Cet EP, tu l’as récemment défendu au festival Les Femmes s’en mêlent ainsi qu’au Printemps de Bourges. Qu’est-ce que la scène représente pour toi ?
Ce que j’aime vraiment dans les concerts, c’est d’observer la réaction du public. J’ai l’impression que la plupart des gens qui assistent à mes concerts ne se connaissent pas forcément entre eux, ne me connaissent pas non plus aussi parfois, notamment aux festivals justement.

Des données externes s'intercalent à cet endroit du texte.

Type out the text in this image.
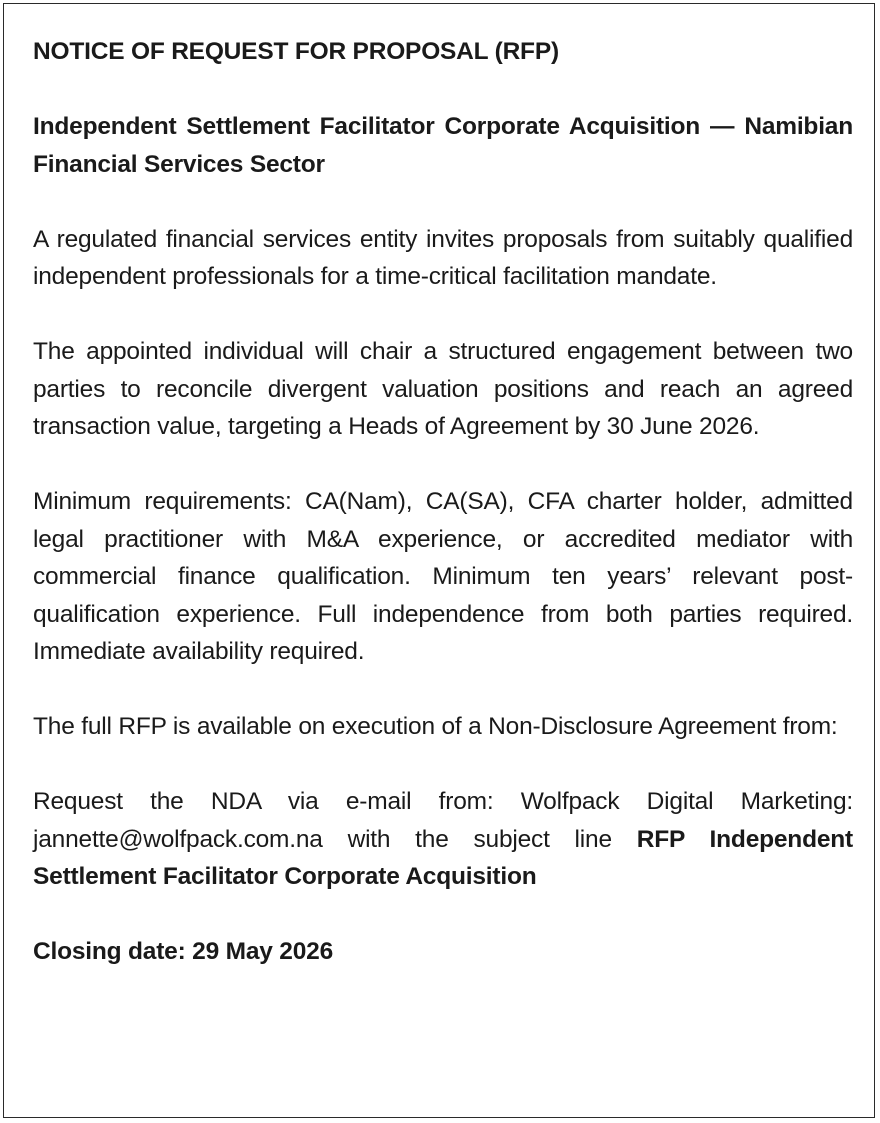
NOTICE OF REQUEST FOR PROPOSAL (RFP)
Independent Settlement Facilitator Corporate Acquisition — Namibian Financial Services Sector
A regulated financial services entity invites proposals from suitably qualified independent professionals for a time-critical facilitation mandate.
The appointed individual will chair a structured engagement between two parties to reconcile divergent valuation positions and reach an agreed transaction value, targeting a Heads of Agreement by 30 June 2026.
Minimum requirements: CA(Nam), CA(SA), CFA charter holder, admitted legal practitioner with M&A experience, or accredited mediator with commercial finance qualification. Minimum ten years’ relevant post-qualification experience. Full independence from both parties required. Immediate availability required.
The full RFP is available on execution of a Non-Disclosure Agreement from:
Request the NDA via e-mail from: Wolfpack Digital Marketing: jannette@wolfpack.com.na with the subject line RFP Independent Settlement Facilitator Corporate Acquisition
Closing date: 29 May 2026
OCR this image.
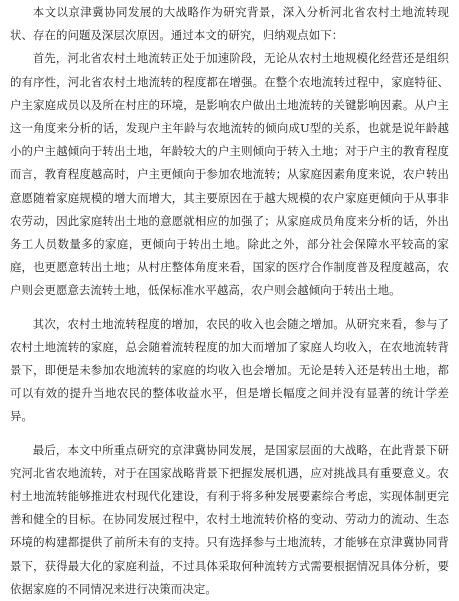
本文以京津冀协同发展的大战略作为研究背景，深入分析河北省农村土地流转现状、存在的问题及深层次原因。通过本文的研究，归纳观点如下：

首先，河北省农村土地流转正处于加速阶段，无论从农村土地规模化经营还是组织的有序性，河北省农村土地流转的程度都在增强。在整个农地流转过程中，家庭特征、户主家庭成员以及所在村庄的环境，是影响农户做出土地流转的关键影响因素。从户主这一角度来分析的话，发现户主年龄与农地流转的倾向成U型的关系，也就是说年龄越小的户主越倾向于转出土地，年龄较大的户主则倾向于转入土地；对于户主的教育程度而言，教育程度越高时，户主更倾向于参加农地流转；从家庭因素角度来说，农户转出意愿随着家庭规模的增大而增大，其主要原因在于越大规模的农户家庭更倾向于从事非农劳动，因此家庭转出土地的意愿就相应的加强了；从家庭成员角度来分析的话，外出务工人员数量多的家庭，更倾向于转出土地。除此之外，部分社会保障水平较高的家庭，也更愿意转出土地；从村庄整体角度来看，国家的医疗合作制度普及程度越高，农户则会更愿意去流转土地，低保标准水平越高，农户则会越倾向于转出土地。

其次，农村土地流转程度的增加，农民的收入也会随之增加。从研究来看，参与了农村土地流转的家庭，总会随着流转程度的加大而增加了家庭人均收入，在农地流转背景下，即便是未参加农地流转的家庭的均收入也会增加。无论是转入还是转出土地，都可以有效的提升当地农民的整体收益水平，但是增长幅度之间并没有显著的统计学差异。

最后，本文中所重点研究的京津冀协同发展，是国家层面的大战略，在此背景下研究河北省农地流转，对于在国家战略背景下把握发展机遇，应对挑战具有重要意义。农村土地流转能够推进农村现代化建设，有利于将多种发展要素综合考虑，实现体制更完善和健全的目标。在协同发展过程中，农村土地流转价格的变动、劳动力的流动、生态环境的构建都提供了前所未有的支持。只有选择参与土地流转，才能够在京津冀协同背景下，获得最大化的家庭利益，不过具体采取何种流转方式需要根据情况具体分析，要依据家庭的不同情况来进行决策而决定。
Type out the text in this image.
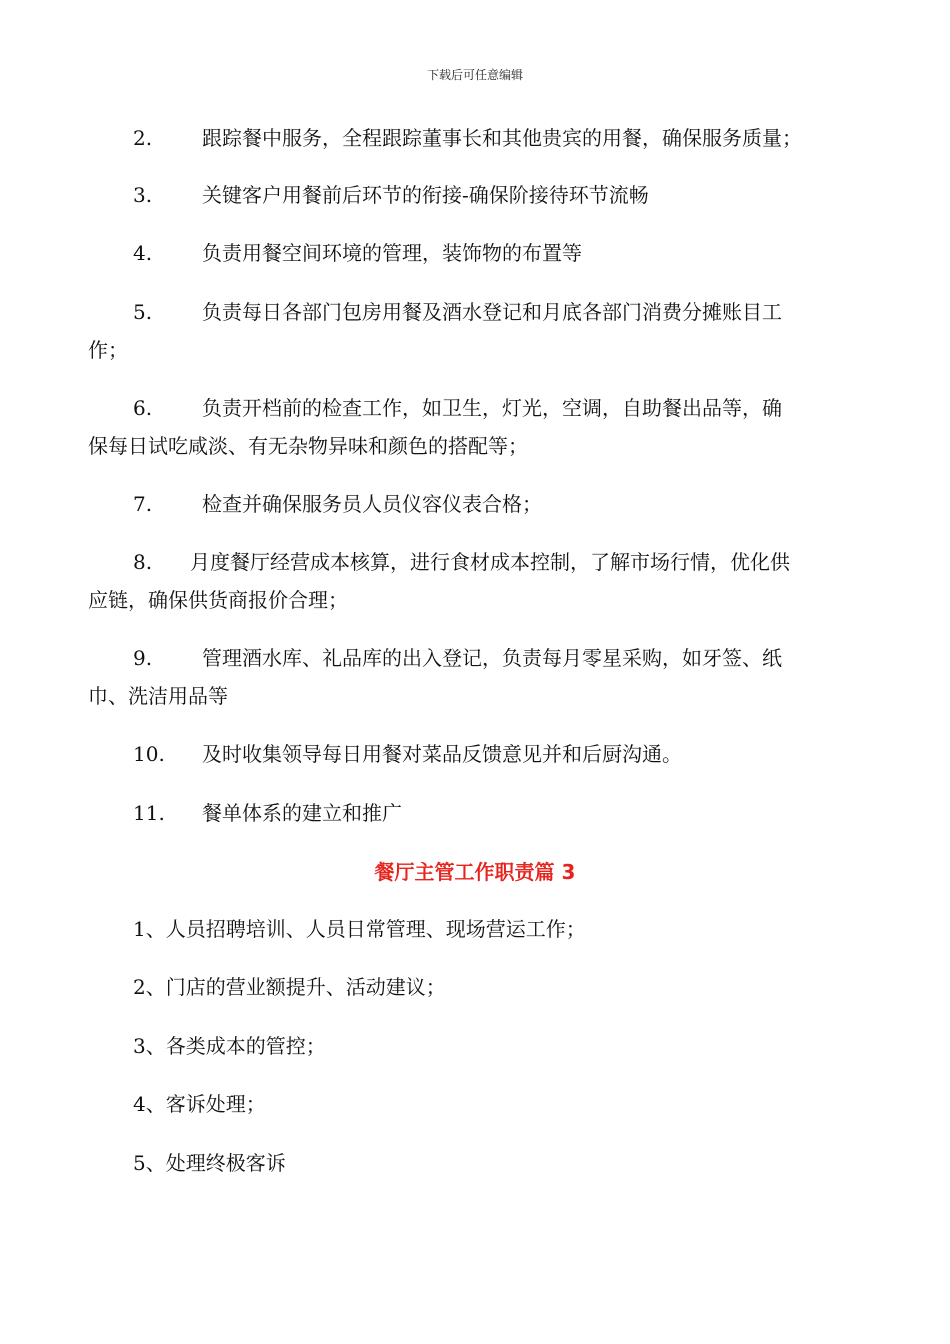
下载后可任意编辑
2. 跟踪餐中服务，全程跟踪董事长和其他贵宾的用餐，确保服务质量；
3. 关键客户用餐前后环节的衔接-确保阶接待环节流畅
4. 负责用餐空间环境的管理，装饰物的布置等
5. 负责每日各部门包房用餐及酒水登记和月底各部门消费分摊账目工
作；
6. 负责开档前的检查工作，如卫生，灯光，空调，自助餐出品等，确
保每日试吃咸淡、有无杂物异味和颜色的搭配等；
7. 检查并确保服务员人员仪容仪表合格；
8. 月度餐厅经营成本核算，进行食材成本控制，了解市场行情，优化供
应链，确保供货商报价合理；
9. 管理酒水库、礼品库的出入登记，负责每月零星采购，如牙签、纸
巾、洗洁用品等
10. 及时收集领导每日用餐对菜品反馈意见并和后厨沟通。
11. 餐单体系的建立和推广
餐厅主管工作职责篇 3
1、人员招聘培训、人员日常管理、现场营运工作；
2、门店的营业额提升、活动建议；
3、各类成本的管控；
4、客诉处理；
5、处理终极客诉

Mais il y a toujours ce moment où je finis par entrer en contact avec eux, à instaurer une forme de dialogue. Pas forcément via les mots, car on ne parle pas toujours la même langue ; mais plutôt par les émotions (la joie, la mélancolie, l’euphorie…). Et ça me permet de créer de vrais moments de partage et d’osmose, authentiques et sincères. Parce que personne ne ment ou ne joue de rôle dans ces moments-là. Avec la scène, les masques tombent pour de vrai.
Je sais que tu vas encore faire pas mal de concerts tout au long de l’été, mais as-tu d’ores et déjà d’autres projets dans les tuyaux ?
J’ai même énormément de projets dans les tuyaux ! J’ai également signé un accord de distribution avec Universal France, ce qui va permettre à mon EP Baia d’être redistribué avec de nouveaux singles inédits. Et puis, enfin et surtout : je prépare actuellement mon tout premier album, pour lequel j’ai déjà accumulé beaucoup de titres… ça va être dur de choisir d’ailleurs. Mais il me tarde de faire découvrir ce projet à mon public, car l’étendue ce que je vais y proposer sera beaucoup plus large. J’ai vraiment hâte.